Selon Milano Finanza, le 9 février est une date à entourer en rouge sur le calendrier. C'est le jour où un nouveau segment de marché dédié aux certificats liés aux crypto-monnaies démarrera sur Euronext.
Il faut ici immédiatement faire une distinction : il ne s'agit pas d'une ouverture directe au trading spot de crypto-monnaies. Ni Bitcoin, ni Ethereum ou similaire n'entreront dans les cotations traditionnelles de la Bourse de Milan. L'évolution se fera par le biais de produits dérivés. Le système financier veut intercepter une demande désormais structurelle, comme celle des crypto-actifs, mais sans franchir les limites tracées par le règlement européen sur ces formes d'investissement.
Ce n'est qu'un premier petit pas, mais il représente néanmoins une étape significative au sein d'un processus qui restera lent, prudent et loin d'être linéaire. Depuis un certain temps déjà, la finance réglementée européenne tente de s'accommoder de l'univers des actifs numériques, et désormais Milan s'aligne lui aussi sur cette tendance.

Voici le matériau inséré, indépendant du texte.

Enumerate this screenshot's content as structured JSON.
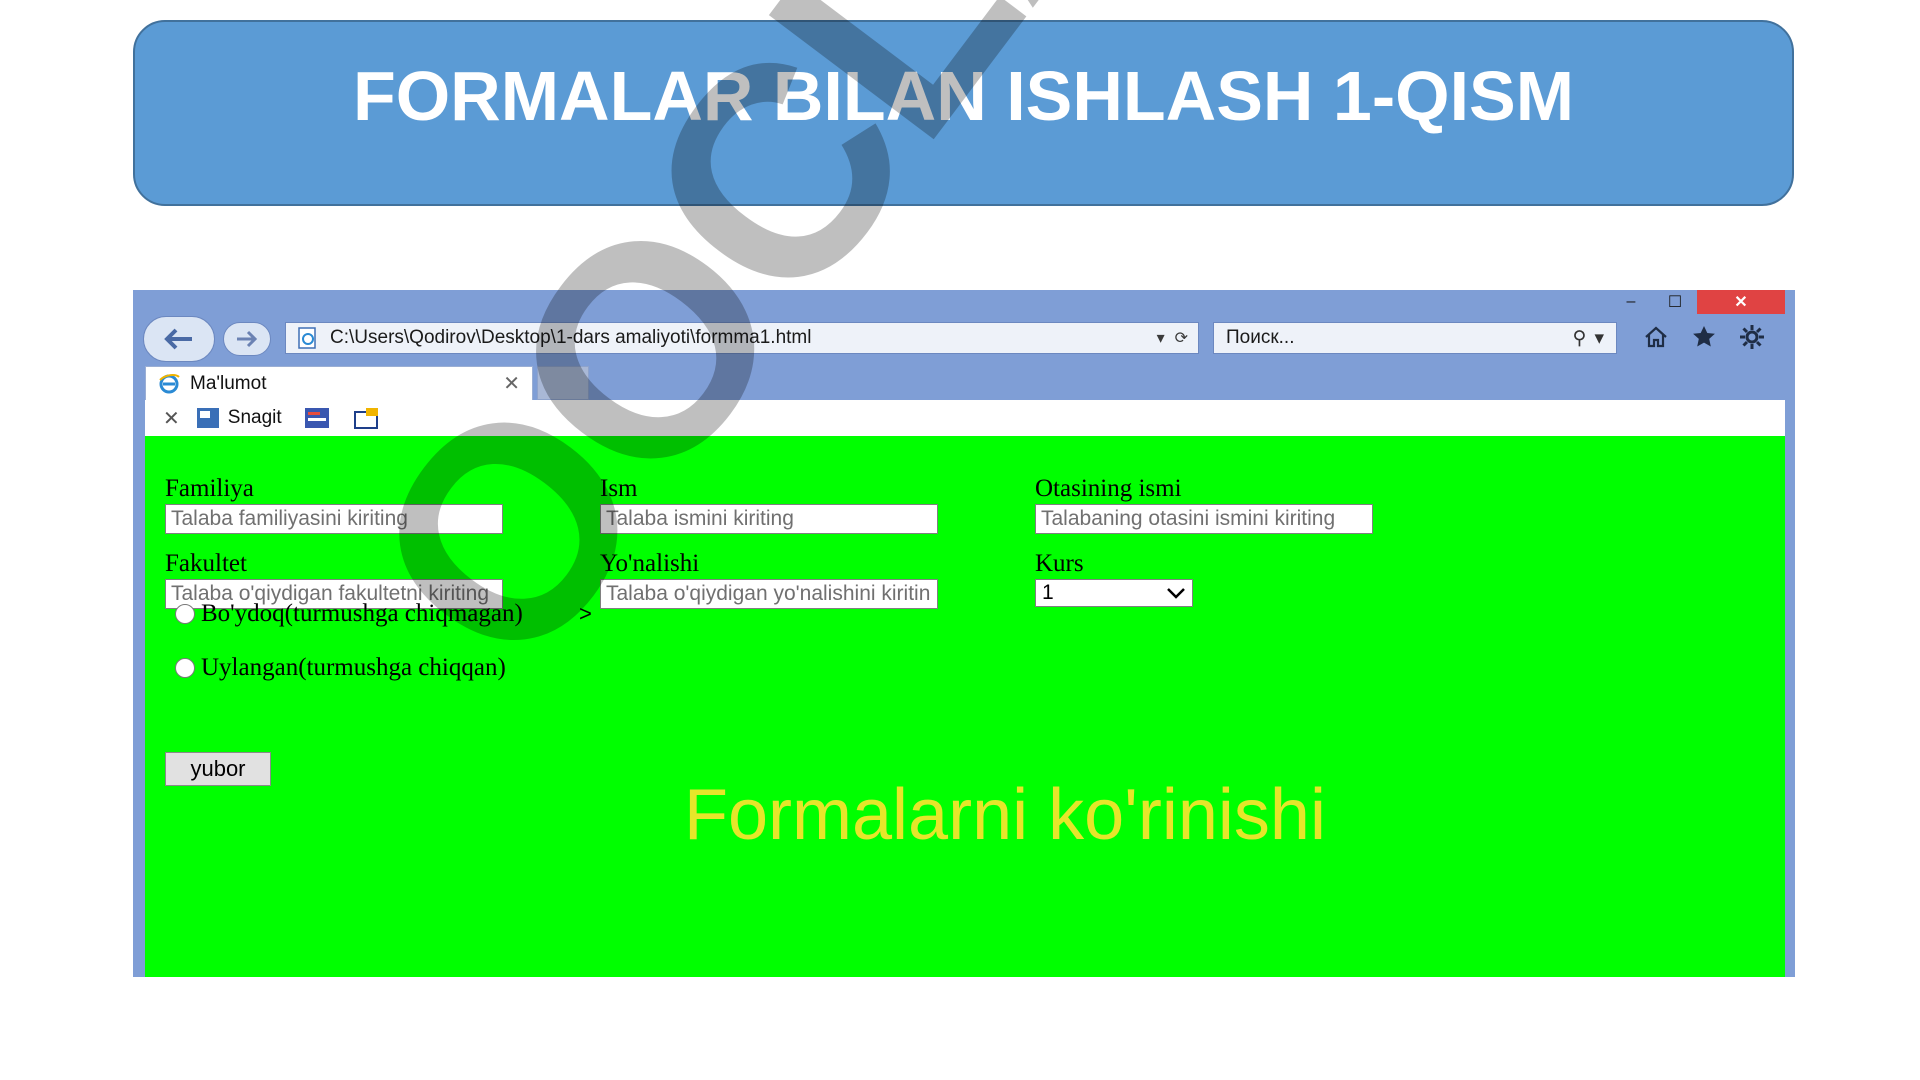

L'ouverture du segment dédié aux cryptocurrencies
Le segment d'ouverture accueillera des instruments structurés qui permettront de s'exposer à la performance des principales cryptocurrencies. Plus précisément, il s'agira de certificats, c'est-à-dire de produits financiers autorisés et pleinement légitimes dans le périmètre réglementaire actuel. La différence avec le passé récent sera donc significative : les cryptocurrencies ne resteront pas exclues, mais commenceront à entrer dans le courant dominant de la finance traditionnelle et à rivaliser avec d'autres types d'actifs.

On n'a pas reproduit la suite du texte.